Over in The Parish, Dirtyfreud bring their captivating meld of dubstep and 2-step garage to a late afternoon crowd, before Nicole Ariana takes to the small pub stage with her smooth flowing RnB. With a variety of venues taken over by the festival, some acts feel deserving of bigger stages, though the community spirit of a busy pub brings its own delightful charm.
In a far grander setting, St Giles Church bathed Willy Mason’s set in ethereal blues. With the last of the afternoon light falling through the stained glass windows and the audience lined in pews, his folk performance becomes a blissfully intimate affair.
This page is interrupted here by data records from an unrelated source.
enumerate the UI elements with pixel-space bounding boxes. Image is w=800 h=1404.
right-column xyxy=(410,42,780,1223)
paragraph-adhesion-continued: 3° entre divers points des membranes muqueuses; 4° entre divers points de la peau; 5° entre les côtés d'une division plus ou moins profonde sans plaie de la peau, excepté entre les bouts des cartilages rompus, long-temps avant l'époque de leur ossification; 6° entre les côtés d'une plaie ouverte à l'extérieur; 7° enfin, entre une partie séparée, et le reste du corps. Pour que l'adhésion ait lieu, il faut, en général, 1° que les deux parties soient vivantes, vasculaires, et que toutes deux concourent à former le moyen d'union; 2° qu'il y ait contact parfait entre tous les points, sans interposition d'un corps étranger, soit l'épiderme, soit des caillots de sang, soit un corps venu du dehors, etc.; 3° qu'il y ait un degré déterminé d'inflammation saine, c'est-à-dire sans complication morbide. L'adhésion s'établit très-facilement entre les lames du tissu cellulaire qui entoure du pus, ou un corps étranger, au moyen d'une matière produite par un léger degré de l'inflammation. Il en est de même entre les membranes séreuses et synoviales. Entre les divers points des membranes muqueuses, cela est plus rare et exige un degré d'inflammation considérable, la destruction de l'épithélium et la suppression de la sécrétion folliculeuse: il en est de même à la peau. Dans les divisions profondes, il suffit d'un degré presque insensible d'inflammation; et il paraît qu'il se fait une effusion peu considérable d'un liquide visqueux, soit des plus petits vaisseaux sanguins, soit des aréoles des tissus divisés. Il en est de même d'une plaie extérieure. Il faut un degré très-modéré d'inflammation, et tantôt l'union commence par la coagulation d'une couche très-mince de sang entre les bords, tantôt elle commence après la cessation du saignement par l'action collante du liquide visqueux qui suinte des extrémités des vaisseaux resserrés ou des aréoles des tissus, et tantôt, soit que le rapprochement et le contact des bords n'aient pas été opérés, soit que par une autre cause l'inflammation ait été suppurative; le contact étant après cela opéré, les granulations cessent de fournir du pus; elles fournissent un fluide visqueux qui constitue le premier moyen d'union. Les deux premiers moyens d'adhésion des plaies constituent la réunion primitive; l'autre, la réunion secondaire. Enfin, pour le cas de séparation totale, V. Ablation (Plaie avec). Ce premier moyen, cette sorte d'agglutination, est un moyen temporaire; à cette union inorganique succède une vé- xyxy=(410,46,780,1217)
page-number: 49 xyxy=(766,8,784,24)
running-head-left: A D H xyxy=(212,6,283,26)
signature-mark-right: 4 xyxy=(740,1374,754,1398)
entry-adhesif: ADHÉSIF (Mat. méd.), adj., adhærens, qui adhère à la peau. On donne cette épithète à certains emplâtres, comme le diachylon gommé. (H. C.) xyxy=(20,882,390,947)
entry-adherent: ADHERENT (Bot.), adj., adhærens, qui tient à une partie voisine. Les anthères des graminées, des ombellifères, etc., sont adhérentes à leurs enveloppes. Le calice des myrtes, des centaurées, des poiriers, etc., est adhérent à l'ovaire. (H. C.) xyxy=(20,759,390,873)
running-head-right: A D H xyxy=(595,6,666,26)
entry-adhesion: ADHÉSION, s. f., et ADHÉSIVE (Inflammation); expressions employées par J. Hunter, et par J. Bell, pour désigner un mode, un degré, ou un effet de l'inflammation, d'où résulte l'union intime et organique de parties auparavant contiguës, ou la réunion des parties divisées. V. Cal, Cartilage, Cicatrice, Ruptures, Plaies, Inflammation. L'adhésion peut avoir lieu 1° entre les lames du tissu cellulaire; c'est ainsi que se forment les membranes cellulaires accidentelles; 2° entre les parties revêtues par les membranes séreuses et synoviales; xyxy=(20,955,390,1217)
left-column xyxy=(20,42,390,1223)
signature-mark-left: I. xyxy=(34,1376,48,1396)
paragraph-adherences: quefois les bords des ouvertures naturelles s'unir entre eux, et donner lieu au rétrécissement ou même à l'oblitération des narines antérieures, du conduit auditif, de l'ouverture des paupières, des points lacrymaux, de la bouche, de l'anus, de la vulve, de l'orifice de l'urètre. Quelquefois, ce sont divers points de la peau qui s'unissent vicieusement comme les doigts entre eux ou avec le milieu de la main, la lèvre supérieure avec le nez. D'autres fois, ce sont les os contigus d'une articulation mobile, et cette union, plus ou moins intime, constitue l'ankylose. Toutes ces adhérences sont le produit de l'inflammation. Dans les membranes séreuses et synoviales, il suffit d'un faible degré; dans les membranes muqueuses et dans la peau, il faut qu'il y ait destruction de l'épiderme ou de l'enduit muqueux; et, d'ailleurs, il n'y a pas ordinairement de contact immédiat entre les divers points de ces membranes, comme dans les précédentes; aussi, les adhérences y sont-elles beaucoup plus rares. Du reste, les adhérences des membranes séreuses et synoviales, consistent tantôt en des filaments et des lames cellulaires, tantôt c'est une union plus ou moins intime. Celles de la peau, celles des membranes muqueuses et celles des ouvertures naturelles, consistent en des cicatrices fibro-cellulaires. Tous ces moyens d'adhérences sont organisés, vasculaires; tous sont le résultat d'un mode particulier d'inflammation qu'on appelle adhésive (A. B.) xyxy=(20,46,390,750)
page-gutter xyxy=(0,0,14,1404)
Across the street in Hope St Church, a far cry from the medieval plinth with its modern glass exterior, Wales’ own Islet deliver a wildly intense cacophony to a heaving room.
Entertaining the punk fans over at The Rockin’ Chair, South Korean trio Sailor Honeymoon admit this show to be only their third performance outside of Korea. With deadpan delivery, spoken word interludes, and screeching guitars elevating their argumentative rock, track “Bad Apple” becomes a standout crowd-pleaser. Playing to their audience, the group’s drummer cries out “congratulations on your promotion, Wrexham Soccer!” to an eruption of cheers.
A short dash back to Penny Black reveals one of the festival’s strangest, albeit most entertaining performances. Paris’ self-styled “techno pop princess” Sam Quealy offers soaring melodies amid an energetic, erotically choreographed spectacle. Snaking through the crowd during track “Klepto”, her immersive performance sees her plucking items from an enthusiastically entranced crowd.
Back at The Rockin’ Chair, Québécois punk duo DVTR show why they're one of the most hotly-tipped acts to catch. On a tiny stage in the corner of the room, the pair’s relentless energy easily matches the heaving, sweaty crowd. Spinning to face the back of the stage, their set abruptly ends with a blind bouquet toss, fake white flowers hurled into the pit at the foot of the stage.
As Saturday draws the festival to a close, Ty Pawb’s auditorium hosts an industry panel discussing mental health and wellbeing in the creative sectors. Exploring the issues many in music and film face, the panel answers questions and signposts resources from Help Musicians and BECTU to Roadie Medic and The Film and TV Charity.
Over at Old No.7 Bar, a quiet English country pub setting draped in glistening fairy lights, Cardiff rapper Sonny Double 1 playfully demands more energy from the tired crowd. Leading a call and repeat of his name and encouraging the audience to shout out the title of his new single “Spill”, his infectious energy soon has the room moving.
Round the corner in a large tentipi, venue HWB showcases some of the festival’s more experimental performers. Hong Kong’s Blackout on Mars, the solo project of producer Justin Leung, is joined by experimental percussionist Yion for an ambient and hypnotising show of ethereal melodies and chiming synths, looped with effects-laden guitar and clarinet.
Back inside Ty Pawb, Nova Scotia’s showcase offers up Moira & Claire, who succinctly introduced their viral TikTok hit: “It’s called Delaney’s dad and it’s about a dad that sucks.” A calming break from the beating sunshine, the sister’s harmonising vocals are confessional and gentle, with an air of quiet determination that makes for a captivating show. As FOCUS Wales comes to an end, a warm sense of community persists on the city’s streets and, while Wrexham may have been making headlines in sport, in music there’s no doubt that it’s also cultivating headliners.
FOCUS Wales returns next year and runs from 8-10 May 2025.